Two or more herbicide applications may be desirable for full plantation establishment. Schedule them so that most woody competitor species are controlled the summer before planting (often better before harvesting) with a site-preparation treatment. After planting, maintenance spray with a soil-residual material such as atrazine or hexazinone prolongs brush relief with minimum damage to conifers (see "Recommendations for Grass and Forbs in Plantation Establishment" in this section). Never postpone release until trees are under the brush.
Some commonly used herbicides are injurious to conifers at high doses or during the growing season. Control difficult weed problems before planting, as part of site preparation. Both Imazapyr and sulfometuron near the maximum label rate can be injurious, even when used as directed. Use maximum rates only in exceptional circumstances. The potential exists for stunting injury when imazapyr is applied broadcast over labeled western Oregon conifers at more than 3 oz ai/a.
Several precautions will minimize damage from foliage-active products when used for conifer release.

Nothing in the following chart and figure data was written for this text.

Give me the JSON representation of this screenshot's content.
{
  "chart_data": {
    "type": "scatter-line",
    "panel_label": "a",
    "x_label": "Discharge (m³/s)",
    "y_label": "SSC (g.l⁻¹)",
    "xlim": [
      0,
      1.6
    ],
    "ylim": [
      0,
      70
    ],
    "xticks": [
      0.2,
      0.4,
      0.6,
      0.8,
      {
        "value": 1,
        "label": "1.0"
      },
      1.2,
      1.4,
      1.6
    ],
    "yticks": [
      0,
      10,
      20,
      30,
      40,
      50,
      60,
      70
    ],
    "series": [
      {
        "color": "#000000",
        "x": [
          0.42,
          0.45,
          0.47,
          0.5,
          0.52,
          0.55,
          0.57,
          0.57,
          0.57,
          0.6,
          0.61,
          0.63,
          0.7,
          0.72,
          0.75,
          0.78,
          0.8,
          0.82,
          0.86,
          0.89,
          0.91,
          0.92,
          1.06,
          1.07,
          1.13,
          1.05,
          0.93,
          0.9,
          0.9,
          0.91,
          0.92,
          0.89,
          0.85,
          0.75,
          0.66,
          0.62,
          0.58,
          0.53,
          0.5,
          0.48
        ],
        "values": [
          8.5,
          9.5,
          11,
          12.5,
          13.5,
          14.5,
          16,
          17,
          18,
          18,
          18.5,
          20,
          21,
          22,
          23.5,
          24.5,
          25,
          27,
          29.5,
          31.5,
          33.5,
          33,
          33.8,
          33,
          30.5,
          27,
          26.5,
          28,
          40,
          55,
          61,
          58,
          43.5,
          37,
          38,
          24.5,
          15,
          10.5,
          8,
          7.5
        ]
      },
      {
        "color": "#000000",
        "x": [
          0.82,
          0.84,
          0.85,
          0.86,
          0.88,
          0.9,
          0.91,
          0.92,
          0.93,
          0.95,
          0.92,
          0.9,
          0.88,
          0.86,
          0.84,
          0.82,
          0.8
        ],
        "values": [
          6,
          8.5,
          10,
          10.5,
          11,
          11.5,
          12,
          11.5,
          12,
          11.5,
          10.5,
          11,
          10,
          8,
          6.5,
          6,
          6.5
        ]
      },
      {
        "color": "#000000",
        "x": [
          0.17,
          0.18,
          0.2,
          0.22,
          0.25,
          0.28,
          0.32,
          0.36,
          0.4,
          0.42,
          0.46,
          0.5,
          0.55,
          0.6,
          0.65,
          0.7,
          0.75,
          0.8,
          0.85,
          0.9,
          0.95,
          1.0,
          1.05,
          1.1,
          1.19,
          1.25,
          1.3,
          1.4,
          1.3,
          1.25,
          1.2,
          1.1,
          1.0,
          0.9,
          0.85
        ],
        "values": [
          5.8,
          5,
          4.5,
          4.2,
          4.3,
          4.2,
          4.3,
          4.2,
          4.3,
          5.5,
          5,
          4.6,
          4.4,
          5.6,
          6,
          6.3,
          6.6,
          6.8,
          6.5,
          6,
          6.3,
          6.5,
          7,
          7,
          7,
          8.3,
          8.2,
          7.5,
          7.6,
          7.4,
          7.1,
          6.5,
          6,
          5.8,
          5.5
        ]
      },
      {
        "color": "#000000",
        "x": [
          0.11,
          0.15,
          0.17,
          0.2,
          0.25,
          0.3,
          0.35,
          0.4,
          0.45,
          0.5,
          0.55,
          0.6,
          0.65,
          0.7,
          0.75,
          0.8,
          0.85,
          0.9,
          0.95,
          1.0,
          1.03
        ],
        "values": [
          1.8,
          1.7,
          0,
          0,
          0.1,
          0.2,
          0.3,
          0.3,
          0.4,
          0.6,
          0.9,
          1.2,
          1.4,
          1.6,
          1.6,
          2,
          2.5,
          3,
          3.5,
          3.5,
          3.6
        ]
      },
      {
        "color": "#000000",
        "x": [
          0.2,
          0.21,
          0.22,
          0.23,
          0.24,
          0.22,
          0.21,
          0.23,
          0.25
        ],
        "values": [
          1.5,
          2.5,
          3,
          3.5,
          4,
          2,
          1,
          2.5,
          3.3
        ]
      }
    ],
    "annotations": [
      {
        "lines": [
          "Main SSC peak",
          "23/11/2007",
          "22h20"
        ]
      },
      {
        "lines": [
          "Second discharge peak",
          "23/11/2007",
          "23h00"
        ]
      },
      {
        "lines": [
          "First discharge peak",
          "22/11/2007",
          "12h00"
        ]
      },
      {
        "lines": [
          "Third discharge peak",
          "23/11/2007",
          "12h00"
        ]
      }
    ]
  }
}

1) Adding surfactants to any herbicide used for broadcast release can increase the risk of conifer damage.
2) Using maximum registered rates of foliage-active products for conifer release often produces symptoms of injury in conifers, so use these rates only when attempting to control hard-to-kill species and when some conifer injury is tolerable.
3) When applying foliage-active herbicides with ground equipment, do not spray directly into desirable seedlings and saplings because doing so causes "hot-spots" of heavy application that can result in injury and even mortality.